The US has a series of objectives and laws that can apply to renewable energy such as the Public Utility Regulatory Policies Act (PURPA, 1978), the Energy Policy Act (EPACT, 2005) and the American Recovery and Reinvestment Act (ARRA, 2009). The EPACT gave renewable energies a larger share of government funding, and created an Investment Tax Credit (ITC) (discussed on the Incentives page) for homeowners and businesses, for which they receive a tax credit worth 30% of their solar installation cost.
Aside from the ITC, the solar energy industry is dependent on a patchwork of state and local incentive structures that are beholden to state and local budgets. Many advocates in the industry argue is time for a consistent, national renewables policy.
An overview of federal incentives, rules, regulations, and policies.
The Public Utility Regulatory Policy Act (PURPA) was passed in 1978, in the midst of the energy crises that ripped through industrial world economies.

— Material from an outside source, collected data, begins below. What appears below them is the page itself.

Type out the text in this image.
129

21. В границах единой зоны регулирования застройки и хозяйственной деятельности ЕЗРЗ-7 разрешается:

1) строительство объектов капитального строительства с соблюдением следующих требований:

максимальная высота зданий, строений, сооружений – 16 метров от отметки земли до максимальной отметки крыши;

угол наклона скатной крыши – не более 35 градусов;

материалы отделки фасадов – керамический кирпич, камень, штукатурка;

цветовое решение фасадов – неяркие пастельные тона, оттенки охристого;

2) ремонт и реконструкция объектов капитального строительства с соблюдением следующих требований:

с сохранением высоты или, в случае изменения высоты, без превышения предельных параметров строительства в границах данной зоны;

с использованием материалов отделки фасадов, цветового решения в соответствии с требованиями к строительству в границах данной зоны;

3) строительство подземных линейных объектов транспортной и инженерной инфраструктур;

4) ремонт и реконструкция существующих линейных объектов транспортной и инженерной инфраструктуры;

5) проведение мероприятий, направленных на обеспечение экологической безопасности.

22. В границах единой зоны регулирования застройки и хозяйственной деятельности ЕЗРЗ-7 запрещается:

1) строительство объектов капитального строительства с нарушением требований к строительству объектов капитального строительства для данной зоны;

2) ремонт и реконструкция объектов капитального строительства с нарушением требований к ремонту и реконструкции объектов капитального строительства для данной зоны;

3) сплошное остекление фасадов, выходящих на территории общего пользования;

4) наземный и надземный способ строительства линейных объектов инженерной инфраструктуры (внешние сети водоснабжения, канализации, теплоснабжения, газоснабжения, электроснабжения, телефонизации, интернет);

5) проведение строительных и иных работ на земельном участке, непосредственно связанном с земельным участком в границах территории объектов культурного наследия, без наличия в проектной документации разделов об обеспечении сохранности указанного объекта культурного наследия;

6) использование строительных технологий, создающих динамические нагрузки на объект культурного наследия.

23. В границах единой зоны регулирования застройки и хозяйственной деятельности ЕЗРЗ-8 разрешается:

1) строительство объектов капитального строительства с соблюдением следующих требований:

One of the most important effects of the law was to create a market for power from non-utility power producers, which now provide 7 percent of the country’s power. Before PURPA, only utilities could own and operate electric generating plants. PURPA required utilities to buy power from independent companies that could produce power for less than what it would have cost for the utility to generate the power, called the “avoided cost.” This legislation set the stage for renewables to exist as we know them today.
The Energy Policy Act of 2005 (EPAct 2005) established a number of energy management goals for Federal facilities and fleets. It also amended portions of the National Energy Conservation Policy Act (NECPA). EPAct 2005 sets Federal energy management requirements in several areas, including metering and reporting, energy-efficient product procurement, energy savings performance contracts, building performance standards, renewables energy requirement, and alternative fuel use.